I ran cross-country and track my freshman and
sophomore years in high school, and Mom and Dad gave me a stop watch that I
could run with. It didn’t tell time, but
got a lot of use anyway. My junior year
I got a job in a salvage store. The boss
would occasionally bid on the returned items from Fed-Mart. They would come in huge boxes, 6 foot square
and 2 feet deep. Among all of the other
goodies, I found several watches that had been returned and that didn’t
work. The boss gave them to me as they
weren’t salable like they were, and my first watch repair adventures
began. These were pretty cool because
they were self-winders. Instead of
having to wind the watch every day to keep it running, there was a little
centrifugal weight inside that was geared to wind the mainspring. Moving your arm would make the weight spin
and keep the spring wound. Orrin was
fairly respectful of these mechanisms, and I cleaned and oiled them and was
able to resuscitate three out of four, with a little cannibalization. I wore them for years, and then after Beverly
and I were married and moved off to Boston to go to school, she bought me one
of the new LED digital watches for my birthday. To see the time, you had to
push a button and the red LED display would glow with both the date and time. I learned a valuable lesson that every young
husband should appreciate from that watch.
The watch she bought me wasn’t exactly the watch I wanted, so I returned
it and got the one I did want. Big
Mistake. And men, I know you can’t see
the problem with that (and I’m still a bit unclear as well), but that doesn’t
make any difference. If your sweetheart goes to the trouble of finding out
what you want and shopping for it and wrapping it up and giving it to you as a
surprise because she loves you, just suck it up and love it, whether or not it
was the one you wanted. Peace and love
at home is much more important than how the time and date are displayed on the
face of the watch (or whatever). Anyway,
I wore that watch until all the chrome wore off and the buttons didn’t work any
more, and finally the LCD watches were born.
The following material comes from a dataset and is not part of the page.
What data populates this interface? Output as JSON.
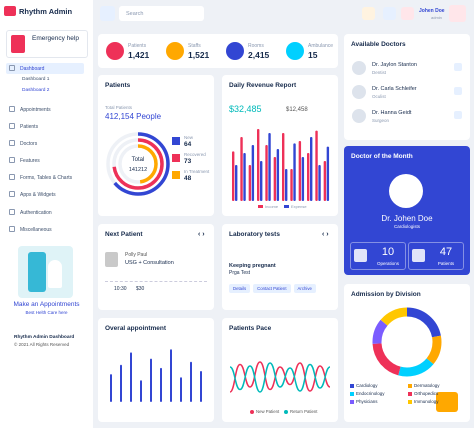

Their display is continuous, and you only need to push the button to
light the display when it is dark; a big improvement. I had a series of Timex and other LCD display
watches over the years, and they were only $25 or $30 dollars (actually quite a
lot at the time), but one might last for several years with an occasional new
battery. I have had some much nicer
watches, but I’m not smart enough to take them off before I begin a project in
the garage, and the cheaper models hold together better and aren’t such a loss when you break
them.
My current watches are the $5-$10
variety from Walmart with a Velcro band and LCD display. I have stuck with the same model now for 5 or
6 years, and while I’ve had to modify them a bit (the pins that hold the band
pop out, so I have just heated up a paper clip red hot and melted it through
the same place the pins would fit, and then cut it off to make it permanent), I
feel just fine about throwing them away every couple of years. As the Timex guy might say, they “Take a
lickin’ and keep on telling accurate time” (they don’t actually “tick”). So what does that say for the watchmakers of
the world? I guess there are still some
higher-end watches that a watchmaker may be needed to maintain. Orrin passed away just after the digital revolution
in watches began, so he didn’t get to witness in person the decline of his
trade, but I still feel a little guilty when I strap on my cheap digital watch.